A response to Greenhouse Tomatoes and Outdoor Tomatoes by Maria Lind in the Attitudes section of The Exhibitionist issue 3, in which she discusses the conditions and tendencies of curatorial education; this response published in issue 4, May 2011.
A convenient generation divide in curating is easily observed, or at least frequently invoked, between those who began curating before the emergence of curatorial programs and those who did so after. Curators advanced in their careers are often heard pronouncing in panel discussions that they never undertook a curatorial program, with the implication that they are proof positive of the superfluity of curatorial education. What is rarely asked in these situations is, had curatorial programs been available at the sprouting of these careers, whether at least some of them might have given it a go?
Maria Lind’s text in The Exhibitionist no. 3, aside from giving me the novel experience of thinking of myself as a tomato, recalls various hallmarks of my experience in the de Appel Curatorial Programme in Amsterdam. The urge to be a Curator with a capital “C,” the feeling that one must perform curatorial “pirouettes,” and the force of political correctness (which often plumps for what Lind calls “overcollaboration”) were all somehow present. The hothouse metaphor is especially important to consider, as one of the most resounding elements of curatorial education is intensive access to high-placed contacts, research material, and, through a form of institutional endorsement, artistic trust. This privilege is an essential career ingredient, but it does not entirely make for a high-toned defense of curatorial education.
What does this hothouse constitute? At least with de Appel, it involves intensive periods of travel; personal space replaced by the constant presence of five ambitious strangers; a blistering who’s-who schedule of meetings and tutorials; and a body of resources and obligations (contacts, local officials, assignments, base budget) from which to develop a project. The project is to be collectively curated, responsive to an alien geographical context, and done in a very short time. While any of these conditions can individually crop up in a curatorial career, to have them all happen at once is a perfect storm of curatorial artificiality.
The hothouse, then, is not entirely a shelter, but also a place of unnatural exposure. This crucially leads to a point that Lind omits: that the kind of curator you are during your curatorial program (quite possibly a “narcissistic apparatchik”) is, thank God, most certainly not the kind you are in more sensible contexts. This means that many of the conditions she describes—and particularly the dreaded final project itself—are not necessarily indicative of the value of curatorial education.
The question, then, is what is? The same question is frequently aimed at art education, where it is also particularly difficult to answer. As one potential response, I want to offer a tentative defense of a description often leveled at (implicitly, graduate) curators: in Lind’s words, that they have “intellectual and artistic varnish rather than profound capabilities.” To recast this description, perhaps the curatorial program in its stone-skimming approach doesn’t produce well-rounded intellectuals or artistic experts, but is at least a multiplier of the best aspects of the dilettante.

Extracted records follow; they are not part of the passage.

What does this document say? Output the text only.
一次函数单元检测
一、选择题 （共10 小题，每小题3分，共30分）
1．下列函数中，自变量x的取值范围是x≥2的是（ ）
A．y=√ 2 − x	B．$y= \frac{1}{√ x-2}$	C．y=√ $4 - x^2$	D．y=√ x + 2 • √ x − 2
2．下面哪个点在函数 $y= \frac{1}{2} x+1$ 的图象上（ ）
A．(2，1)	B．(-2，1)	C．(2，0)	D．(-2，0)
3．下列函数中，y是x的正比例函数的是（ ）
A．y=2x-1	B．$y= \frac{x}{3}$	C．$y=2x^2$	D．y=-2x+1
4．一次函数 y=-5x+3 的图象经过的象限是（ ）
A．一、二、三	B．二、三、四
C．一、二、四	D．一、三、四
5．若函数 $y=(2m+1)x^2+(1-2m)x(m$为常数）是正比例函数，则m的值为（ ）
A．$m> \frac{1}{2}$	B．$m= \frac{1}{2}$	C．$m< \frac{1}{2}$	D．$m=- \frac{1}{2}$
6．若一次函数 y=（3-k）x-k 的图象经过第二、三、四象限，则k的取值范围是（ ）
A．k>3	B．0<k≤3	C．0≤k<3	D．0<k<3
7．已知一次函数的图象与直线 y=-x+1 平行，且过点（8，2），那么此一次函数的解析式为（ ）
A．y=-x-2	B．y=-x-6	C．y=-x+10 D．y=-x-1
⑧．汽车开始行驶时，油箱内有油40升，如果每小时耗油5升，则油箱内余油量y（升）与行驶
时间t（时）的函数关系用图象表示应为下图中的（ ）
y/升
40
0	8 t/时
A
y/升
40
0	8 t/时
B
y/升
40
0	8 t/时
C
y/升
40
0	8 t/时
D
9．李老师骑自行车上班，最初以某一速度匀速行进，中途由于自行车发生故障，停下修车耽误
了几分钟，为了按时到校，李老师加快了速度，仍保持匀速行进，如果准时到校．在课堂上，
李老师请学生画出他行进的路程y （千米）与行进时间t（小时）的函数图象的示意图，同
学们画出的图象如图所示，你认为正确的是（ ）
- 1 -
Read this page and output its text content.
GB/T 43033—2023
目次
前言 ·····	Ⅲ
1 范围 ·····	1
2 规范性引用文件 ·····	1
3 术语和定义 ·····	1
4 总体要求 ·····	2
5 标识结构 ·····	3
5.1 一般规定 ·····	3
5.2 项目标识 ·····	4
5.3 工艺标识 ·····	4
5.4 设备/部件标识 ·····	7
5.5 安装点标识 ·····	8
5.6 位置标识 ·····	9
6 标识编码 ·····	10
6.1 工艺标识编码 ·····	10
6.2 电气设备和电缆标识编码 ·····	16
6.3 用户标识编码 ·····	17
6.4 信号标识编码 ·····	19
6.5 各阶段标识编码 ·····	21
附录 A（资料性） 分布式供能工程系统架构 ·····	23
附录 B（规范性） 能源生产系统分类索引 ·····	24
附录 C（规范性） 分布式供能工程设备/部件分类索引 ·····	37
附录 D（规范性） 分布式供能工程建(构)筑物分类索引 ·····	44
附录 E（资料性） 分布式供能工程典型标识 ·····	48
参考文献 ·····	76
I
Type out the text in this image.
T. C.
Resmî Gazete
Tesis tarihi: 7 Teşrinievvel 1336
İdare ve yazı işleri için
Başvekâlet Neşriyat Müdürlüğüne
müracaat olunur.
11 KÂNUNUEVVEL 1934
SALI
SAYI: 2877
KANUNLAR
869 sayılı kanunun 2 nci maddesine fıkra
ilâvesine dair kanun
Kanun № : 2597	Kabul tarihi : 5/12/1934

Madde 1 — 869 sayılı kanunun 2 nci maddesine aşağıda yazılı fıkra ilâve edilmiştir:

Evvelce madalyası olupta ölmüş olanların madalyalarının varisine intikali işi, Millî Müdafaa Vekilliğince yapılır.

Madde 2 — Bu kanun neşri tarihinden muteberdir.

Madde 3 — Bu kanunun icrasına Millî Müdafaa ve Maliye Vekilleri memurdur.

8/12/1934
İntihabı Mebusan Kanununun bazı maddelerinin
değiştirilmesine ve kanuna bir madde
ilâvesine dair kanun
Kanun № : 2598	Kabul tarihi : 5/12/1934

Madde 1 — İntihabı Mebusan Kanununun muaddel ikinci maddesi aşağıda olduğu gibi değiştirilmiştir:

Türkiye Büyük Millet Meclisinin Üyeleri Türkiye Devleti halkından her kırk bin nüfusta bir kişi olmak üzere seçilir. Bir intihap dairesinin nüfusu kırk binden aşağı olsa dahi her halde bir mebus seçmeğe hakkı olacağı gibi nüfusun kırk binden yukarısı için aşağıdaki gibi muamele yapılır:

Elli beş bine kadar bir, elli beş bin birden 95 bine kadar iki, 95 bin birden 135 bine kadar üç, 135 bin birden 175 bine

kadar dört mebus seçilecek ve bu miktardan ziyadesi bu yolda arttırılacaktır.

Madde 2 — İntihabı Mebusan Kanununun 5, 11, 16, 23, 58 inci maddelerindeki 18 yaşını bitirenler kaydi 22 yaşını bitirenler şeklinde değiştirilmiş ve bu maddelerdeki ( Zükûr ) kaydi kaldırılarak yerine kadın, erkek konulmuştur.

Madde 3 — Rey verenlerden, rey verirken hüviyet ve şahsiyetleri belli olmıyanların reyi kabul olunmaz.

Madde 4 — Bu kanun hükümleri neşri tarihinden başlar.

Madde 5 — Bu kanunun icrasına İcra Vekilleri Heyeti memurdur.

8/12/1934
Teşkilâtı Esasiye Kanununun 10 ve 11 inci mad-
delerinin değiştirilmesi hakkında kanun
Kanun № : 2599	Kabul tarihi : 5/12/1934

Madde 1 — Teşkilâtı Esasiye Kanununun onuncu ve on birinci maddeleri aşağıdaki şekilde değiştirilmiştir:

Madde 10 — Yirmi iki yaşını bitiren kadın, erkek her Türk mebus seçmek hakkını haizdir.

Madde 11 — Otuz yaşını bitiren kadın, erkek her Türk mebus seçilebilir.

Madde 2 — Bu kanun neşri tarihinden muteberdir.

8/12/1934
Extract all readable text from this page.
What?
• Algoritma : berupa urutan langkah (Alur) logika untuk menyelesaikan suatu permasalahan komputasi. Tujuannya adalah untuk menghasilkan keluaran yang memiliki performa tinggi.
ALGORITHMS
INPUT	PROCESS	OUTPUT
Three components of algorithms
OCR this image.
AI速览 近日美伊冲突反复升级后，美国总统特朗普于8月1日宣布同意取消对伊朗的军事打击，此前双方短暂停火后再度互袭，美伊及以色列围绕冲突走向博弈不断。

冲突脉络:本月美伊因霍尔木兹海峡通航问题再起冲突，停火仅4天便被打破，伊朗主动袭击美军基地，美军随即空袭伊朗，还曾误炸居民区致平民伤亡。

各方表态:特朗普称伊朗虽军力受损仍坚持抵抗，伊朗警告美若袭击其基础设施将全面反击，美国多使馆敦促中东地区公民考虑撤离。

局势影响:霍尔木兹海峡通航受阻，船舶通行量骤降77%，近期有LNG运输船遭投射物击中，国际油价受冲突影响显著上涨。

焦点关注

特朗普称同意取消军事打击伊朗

That is, someone whose unusual, enthusiasm-driven capacities in artistic and intellectual fields has a role besides virtuosity; in the case of the curator often the priority is in working out diverse aesthetic and conceptual connections between leading practices, before attempting to lead those practices themselves.
Ironically, the dilettante is closely allied with the position of the amateur, so it is paradoxical to defend a professional education program on this principle. However, an accepted, almost definitive aspect of the curator is the ability to mine and reference the theorists of certain fields, typically in but not always limited to the social sciences. Curators are (rightly) not expected to be experts in these fields, which correspondingly relieves them of the territorial certainty of the proper boundaries and languages of a field of study. Rather, and quite crucially, it enables them to develop witty, mercurial, occasionally fascinating projects with artists and others. While this can be enormously problematic, it strikes me as far more essentially proper to the figure of the curator than the themed exhibition curated by the academic expert, which often is so watertight that one imagines the distinguished curator defending her thesis all over again through artworks. Exhibit A.
The spectacularly earnest, intellectually poseur-ish, messy propositions of end-of-curator-school projects are the product of a set of experiences that probably leave you far less expert than you thought you were before, but possibly more open. As for more profound experience—given the immense oddity of the role itself, we can only hope that our glittering post-curatorial-education careers will offer us that.